This will run the entire pipeline:

> mlflow run .

Alternatively, this runs only the specified list of steps of the pipeline:

> mlflow run . -P steps=download,basic_cleaning

In addition, every config parameter in the hydra config file (config.yaml) can be overwritten on the command line

> mlflow run . -P hydra_options="modeling.random_forest.n_estimators=100 etl.sample='sample1.csv'"

Testing a model needs to especially call the test step after training and validation

> mlflow run . -P steps=test_regression_model

The pipeline can also run with no other pre-requisite than a MLflow installation, by executing the repo directly in mlflow run. A git tag/release can be specified to run a specific release of the code, instead of the latest. Additionally, the parameters can still be overwritten via the command line.

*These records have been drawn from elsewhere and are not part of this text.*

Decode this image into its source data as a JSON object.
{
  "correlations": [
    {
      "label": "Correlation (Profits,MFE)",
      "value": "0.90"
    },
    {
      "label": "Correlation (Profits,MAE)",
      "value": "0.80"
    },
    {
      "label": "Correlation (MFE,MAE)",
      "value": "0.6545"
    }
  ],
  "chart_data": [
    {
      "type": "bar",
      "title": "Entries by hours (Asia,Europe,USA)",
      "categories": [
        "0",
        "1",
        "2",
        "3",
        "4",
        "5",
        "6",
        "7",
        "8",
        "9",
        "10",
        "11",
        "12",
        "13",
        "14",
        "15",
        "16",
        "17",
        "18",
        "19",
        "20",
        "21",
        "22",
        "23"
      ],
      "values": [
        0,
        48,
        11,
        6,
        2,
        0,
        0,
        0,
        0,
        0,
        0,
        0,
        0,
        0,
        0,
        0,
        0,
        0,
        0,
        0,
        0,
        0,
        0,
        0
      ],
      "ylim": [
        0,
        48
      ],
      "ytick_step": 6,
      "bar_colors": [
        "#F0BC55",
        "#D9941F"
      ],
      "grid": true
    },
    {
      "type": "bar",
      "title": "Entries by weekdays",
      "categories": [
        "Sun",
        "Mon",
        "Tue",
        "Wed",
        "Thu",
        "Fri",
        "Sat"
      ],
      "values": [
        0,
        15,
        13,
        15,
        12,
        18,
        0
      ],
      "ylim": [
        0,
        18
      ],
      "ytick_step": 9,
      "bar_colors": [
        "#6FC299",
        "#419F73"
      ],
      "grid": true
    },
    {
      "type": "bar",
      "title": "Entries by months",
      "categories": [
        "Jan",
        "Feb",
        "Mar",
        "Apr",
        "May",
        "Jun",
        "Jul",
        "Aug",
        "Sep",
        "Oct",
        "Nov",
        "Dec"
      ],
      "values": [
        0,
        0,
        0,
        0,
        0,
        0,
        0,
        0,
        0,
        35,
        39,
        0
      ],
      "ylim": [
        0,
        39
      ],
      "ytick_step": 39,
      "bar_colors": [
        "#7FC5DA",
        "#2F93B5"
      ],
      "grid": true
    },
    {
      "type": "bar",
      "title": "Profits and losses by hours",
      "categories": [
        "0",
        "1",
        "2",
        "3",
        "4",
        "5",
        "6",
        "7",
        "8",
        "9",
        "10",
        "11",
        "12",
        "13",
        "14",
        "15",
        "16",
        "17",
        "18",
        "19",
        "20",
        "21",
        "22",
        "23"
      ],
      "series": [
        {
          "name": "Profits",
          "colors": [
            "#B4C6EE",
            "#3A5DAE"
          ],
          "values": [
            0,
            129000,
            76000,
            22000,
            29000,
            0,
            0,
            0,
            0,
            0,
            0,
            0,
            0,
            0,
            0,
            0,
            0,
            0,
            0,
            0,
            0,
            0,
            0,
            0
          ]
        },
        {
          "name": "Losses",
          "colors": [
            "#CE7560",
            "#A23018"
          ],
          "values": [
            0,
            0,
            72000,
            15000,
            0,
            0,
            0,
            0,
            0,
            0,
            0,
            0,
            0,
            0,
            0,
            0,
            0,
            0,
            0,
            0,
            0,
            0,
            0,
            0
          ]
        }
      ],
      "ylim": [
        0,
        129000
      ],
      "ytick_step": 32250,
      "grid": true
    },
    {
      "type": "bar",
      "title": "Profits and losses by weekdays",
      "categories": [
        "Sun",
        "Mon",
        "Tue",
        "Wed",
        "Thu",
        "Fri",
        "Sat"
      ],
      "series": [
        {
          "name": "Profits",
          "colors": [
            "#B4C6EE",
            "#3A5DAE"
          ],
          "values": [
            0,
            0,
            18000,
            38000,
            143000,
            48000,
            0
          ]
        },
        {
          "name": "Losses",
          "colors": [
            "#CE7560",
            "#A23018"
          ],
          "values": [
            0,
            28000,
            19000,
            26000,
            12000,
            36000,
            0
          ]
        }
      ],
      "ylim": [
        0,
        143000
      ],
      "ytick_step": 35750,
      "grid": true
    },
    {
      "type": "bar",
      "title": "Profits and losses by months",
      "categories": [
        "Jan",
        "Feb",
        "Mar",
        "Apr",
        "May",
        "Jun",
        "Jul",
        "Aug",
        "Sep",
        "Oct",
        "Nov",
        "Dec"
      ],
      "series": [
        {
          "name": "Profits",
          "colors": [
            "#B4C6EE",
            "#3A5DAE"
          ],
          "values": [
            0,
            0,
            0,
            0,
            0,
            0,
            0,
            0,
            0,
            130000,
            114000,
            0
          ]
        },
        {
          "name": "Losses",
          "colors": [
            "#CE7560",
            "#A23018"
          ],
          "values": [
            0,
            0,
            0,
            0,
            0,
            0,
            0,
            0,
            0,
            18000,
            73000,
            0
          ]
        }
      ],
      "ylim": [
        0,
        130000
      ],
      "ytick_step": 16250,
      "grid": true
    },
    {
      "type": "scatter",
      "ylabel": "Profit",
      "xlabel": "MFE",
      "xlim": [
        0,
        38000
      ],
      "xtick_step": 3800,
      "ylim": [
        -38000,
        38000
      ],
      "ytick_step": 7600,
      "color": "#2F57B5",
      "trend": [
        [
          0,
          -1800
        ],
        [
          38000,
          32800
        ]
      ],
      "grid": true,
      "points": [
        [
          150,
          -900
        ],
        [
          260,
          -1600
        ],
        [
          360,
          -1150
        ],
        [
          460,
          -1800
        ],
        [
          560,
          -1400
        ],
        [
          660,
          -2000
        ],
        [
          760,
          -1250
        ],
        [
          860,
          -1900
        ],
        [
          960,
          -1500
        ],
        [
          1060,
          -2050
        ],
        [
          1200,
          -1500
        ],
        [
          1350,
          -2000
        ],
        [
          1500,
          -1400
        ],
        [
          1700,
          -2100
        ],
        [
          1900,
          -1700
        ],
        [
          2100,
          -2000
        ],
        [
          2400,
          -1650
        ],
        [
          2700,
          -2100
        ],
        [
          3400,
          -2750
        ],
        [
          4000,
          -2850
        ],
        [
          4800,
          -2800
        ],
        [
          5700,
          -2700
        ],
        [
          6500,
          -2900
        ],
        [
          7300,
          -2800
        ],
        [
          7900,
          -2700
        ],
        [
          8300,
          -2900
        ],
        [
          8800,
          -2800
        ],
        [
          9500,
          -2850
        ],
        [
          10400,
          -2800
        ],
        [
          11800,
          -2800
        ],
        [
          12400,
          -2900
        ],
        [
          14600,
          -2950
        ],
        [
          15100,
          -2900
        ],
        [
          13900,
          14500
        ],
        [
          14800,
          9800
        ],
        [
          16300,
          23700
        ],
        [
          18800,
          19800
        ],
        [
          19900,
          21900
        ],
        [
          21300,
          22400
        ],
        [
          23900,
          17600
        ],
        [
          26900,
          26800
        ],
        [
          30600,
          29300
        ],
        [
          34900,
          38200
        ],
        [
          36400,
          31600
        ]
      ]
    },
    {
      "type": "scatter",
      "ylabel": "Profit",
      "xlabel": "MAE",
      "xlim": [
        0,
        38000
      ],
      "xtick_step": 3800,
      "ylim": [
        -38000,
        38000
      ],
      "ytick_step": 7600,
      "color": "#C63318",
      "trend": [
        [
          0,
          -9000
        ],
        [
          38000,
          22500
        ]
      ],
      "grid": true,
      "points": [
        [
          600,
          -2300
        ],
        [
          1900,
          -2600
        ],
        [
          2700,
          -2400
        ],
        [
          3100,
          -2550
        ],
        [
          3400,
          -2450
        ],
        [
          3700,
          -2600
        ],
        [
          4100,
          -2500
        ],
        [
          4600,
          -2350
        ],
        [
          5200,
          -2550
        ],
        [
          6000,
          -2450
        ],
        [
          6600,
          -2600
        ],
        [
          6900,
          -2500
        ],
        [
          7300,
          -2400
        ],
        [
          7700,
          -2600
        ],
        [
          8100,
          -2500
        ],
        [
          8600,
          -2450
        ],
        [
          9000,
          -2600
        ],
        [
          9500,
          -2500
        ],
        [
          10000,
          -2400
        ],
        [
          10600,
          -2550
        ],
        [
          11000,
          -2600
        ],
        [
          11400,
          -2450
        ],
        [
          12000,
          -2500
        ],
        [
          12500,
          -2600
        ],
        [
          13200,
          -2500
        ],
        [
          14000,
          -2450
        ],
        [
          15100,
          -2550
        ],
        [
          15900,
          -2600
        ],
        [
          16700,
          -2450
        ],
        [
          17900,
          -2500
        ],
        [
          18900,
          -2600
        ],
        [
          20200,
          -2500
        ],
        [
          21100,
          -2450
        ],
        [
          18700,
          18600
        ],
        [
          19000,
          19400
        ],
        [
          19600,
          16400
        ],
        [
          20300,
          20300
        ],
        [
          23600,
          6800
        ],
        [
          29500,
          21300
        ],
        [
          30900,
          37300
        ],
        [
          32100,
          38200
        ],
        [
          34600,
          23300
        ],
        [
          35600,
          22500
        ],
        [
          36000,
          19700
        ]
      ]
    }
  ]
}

> mlflow run https://github.com/luckyluks/price-prediction-pipeline.git \
             -v <the version/release tag you want to use, like 1.0.0> \
             -P hydra_options="etl.sample='sample2.csv'"

Conclusion

Summary

The full pipeline was developed and can run on any host. Performance-wise the tested random forest model performs decent on the given data, as can be seen in the following table. It seems to not overfit, but the overall performance has potential to improve.

Name (provided datasets)	r_square (train)	mae (train)	r_square (test)	mae (test)
sample1.csv (20000 samples)	0.5594	33	0.5736	32.719
sample2.csv (48895 samples)	0.58823	30.98231	0.6115	31.07164

Note: it can be seen, that the model improves with more data samples

Opportunities for future improvement

As the focus on this project was to develop and maintain a flexible and reproducible end to end ML pipeline for the given problem, the explorative part could be improved as the following, to improve the overall performance of the models on the problem:

Extend the EDA, with more graphs, deeper insight in distributions, construct features
Include the steps into the preprocessing and modeling of the inference pipeline
Test out other models or even other ML/DL frameworks
Deploy the pipeline on a performant hardware to be able more extensive sweeps (idealy with an implementation of the WandB agent to deploy sweep runs)